Una vita tranquilla è l’ultimo film di Claudio Cupellini, ed è tutto ciò che il protagonista, Rosario Russo – Toni Servillo – aveva chiesto al suo destino. Rosario è stato un camorrista pluriomicida, ed è fuggito in Germania, dalle parti di Francoforte, dopo aver abbandonato il suo paese, la moglie e il figlio, per non essere a sua volta ucciso. Il racconto di Cupellini inizia quindici anni dopo: Rosario ha una nuova identità, una moglie tedesca e un figlio di nove anni. Tutte le persone del suo passato lo credono morto. Solo Diego, il figlio lasciato in Italia, conosce la verità.
Quasi A History of Violence, ma con Servillo e senza Cronenberg.
La storia ha inizio con una battuta di caccia al cinghiale che Rosario cucinerà nel suo ristorante, da Rosario, il giorno in cui il passato irrompe nella sua vita devastandola. Il cinghiale viene servito con i granchi ad avventori tedeschi. Non sappiamo se i granchi siano stati usati come antipasto o come contorno al cinghiale ma, data la bizzarria dell’accostamento, il dettaglio diventa irrilevante, come è irrilevante il fatto che i granchi preparati, a noi siano sembrati scampi. L’aiuto cuoco, tenacemente contrario a contaminare la selvaggina con i crostacei e viceversa, disquisisce a lungo circa le possibilità limitate che una cucina “mare e monti” può proporre: quando i monti si uniscono al mare, “tattalpiù possiamo parlare di funghi”. Rosario pone fine alla diatriba con una frase che non vorrebbe lasciare spazio a repliche: “questi sono tedeschi, si mangiano tutto”.
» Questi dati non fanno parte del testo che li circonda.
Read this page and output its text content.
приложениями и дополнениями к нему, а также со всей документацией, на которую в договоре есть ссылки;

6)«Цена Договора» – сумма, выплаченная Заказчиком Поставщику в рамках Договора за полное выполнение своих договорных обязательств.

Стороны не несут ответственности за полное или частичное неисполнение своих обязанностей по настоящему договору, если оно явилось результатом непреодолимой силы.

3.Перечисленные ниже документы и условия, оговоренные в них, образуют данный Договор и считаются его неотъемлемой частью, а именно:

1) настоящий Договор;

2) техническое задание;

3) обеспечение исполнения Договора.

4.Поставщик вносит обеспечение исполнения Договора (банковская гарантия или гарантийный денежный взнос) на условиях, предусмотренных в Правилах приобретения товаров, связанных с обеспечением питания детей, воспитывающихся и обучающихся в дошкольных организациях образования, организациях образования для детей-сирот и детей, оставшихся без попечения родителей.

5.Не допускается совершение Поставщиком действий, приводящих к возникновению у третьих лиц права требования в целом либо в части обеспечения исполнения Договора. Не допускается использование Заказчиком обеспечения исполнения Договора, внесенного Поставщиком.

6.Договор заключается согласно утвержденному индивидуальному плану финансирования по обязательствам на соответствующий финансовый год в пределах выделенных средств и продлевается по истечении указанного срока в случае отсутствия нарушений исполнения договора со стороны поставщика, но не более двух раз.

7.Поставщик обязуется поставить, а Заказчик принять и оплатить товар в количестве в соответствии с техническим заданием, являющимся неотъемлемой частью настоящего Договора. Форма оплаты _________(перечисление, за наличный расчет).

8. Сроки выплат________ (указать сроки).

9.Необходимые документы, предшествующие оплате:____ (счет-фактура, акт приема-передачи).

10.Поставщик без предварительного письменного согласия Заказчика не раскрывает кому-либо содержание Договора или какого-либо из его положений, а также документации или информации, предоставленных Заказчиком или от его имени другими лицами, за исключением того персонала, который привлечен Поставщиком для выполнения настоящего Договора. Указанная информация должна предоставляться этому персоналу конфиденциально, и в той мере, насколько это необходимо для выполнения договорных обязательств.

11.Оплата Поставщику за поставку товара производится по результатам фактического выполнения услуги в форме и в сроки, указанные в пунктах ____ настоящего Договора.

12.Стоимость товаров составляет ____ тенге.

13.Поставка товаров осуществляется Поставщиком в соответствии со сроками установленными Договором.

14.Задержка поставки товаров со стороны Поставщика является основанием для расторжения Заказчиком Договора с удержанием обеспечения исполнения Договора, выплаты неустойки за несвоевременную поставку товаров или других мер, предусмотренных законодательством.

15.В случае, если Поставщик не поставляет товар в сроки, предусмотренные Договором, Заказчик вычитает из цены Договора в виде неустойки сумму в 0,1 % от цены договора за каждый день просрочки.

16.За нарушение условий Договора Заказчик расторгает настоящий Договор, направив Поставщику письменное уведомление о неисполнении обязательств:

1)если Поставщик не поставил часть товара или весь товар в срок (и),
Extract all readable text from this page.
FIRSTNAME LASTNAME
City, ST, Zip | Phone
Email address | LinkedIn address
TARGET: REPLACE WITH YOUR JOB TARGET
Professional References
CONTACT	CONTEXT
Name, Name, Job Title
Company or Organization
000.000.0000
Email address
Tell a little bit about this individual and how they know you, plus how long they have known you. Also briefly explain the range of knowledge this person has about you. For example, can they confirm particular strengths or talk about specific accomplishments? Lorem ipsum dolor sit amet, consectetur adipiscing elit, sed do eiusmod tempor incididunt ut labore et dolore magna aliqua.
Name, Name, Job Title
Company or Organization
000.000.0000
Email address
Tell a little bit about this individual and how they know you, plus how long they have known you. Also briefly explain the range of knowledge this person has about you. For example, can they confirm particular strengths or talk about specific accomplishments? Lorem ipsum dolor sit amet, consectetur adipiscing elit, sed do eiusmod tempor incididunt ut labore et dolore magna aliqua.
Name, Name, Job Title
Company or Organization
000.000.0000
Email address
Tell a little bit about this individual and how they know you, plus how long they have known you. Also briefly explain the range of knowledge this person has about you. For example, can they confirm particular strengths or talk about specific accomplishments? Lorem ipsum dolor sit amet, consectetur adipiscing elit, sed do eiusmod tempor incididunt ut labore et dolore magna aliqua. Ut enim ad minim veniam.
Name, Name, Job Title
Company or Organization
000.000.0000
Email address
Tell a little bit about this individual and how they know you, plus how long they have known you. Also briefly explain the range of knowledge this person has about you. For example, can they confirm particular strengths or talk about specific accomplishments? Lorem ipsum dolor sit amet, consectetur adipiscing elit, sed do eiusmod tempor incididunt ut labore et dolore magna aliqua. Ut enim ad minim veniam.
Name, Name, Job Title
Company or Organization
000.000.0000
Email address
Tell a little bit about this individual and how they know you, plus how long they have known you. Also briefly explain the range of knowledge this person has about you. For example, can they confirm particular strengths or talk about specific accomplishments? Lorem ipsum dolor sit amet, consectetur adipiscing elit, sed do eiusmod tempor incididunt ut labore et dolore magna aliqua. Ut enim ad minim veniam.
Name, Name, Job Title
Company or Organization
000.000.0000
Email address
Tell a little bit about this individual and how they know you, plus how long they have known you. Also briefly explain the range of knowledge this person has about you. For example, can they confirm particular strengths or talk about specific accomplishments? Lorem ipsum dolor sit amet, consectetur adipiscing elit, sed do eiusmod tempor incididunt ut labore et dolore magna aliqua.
In realtà l’affermazione, oltre ad essere politicamente scorretta, non corrisponde più al vero, ormai da alcuni anni. Il piacere che il popolo tedesco trae dalla buona cucina va aumentando. La Germania è il secondo paese europeo, dopo la Francia, ad avere il maggior numero di ristoranti con le tre stelle della guida Michelin. E’ noto che la grande cucina ha un influsso positivo sulla cucina di base – o è la cucina di base ad influenzare l’alta cucina? -, comunque sia in Germania, mediamente, si mangia molto bene.
La selvaggina è parte della tradizione culinaria tedesca. Se proprio dobbiamo mangiare il cinghiale, il porco spinoso, come lo chiamavano gli antichi cucinieri, proviamo a prepararlo aromatizzandolo con erbe e frutti di bosco.
Per quattro: prendete un chilo di spalla e tagliatela a dadi, metteteli in una terrina con sedano, cipolla e carota tritate grossolanamente, uno spicchio d’aglio, salvia, timo, rosmarino e alcune bacche di ginepro. Coprite con del vino rosso e fate marinare per 24 ore. Scolate la carne e le verdure, rosolatele in una casseruola con un po’ di burro e olio extravergine, salate, pepate, aggiungete il vino della marinatura e fate cuocere a fuoco basso per circa due ore e mezzo. A cottura quasi ultimata aggiungete due etti di mirtilli. A questo punto potete provare ad abbinare degli scampi, magari lardellati: incideteli sul dorso, togliete il filo nero, metteteli in una teglia, copriteli con fettine sottili di lardo di Colonnata e passateli in forno a 180° per circa cinque minuti. Probabilmente è il modo migliore per rovinare sia il lardo che gli scampi, ma stiamo parlando di un abbinamento estremo. Consigliamo di servire il tutto con una fetta di polenta preparata con mais della varietà scura “otto file”, coltivato in Garfagnana e oggi anche in Lunigiana.
Ignoriamo i crostacei che saranno stati comunque sovrastati dal cinghiale e serviamo un grande Carignano del Sulcis.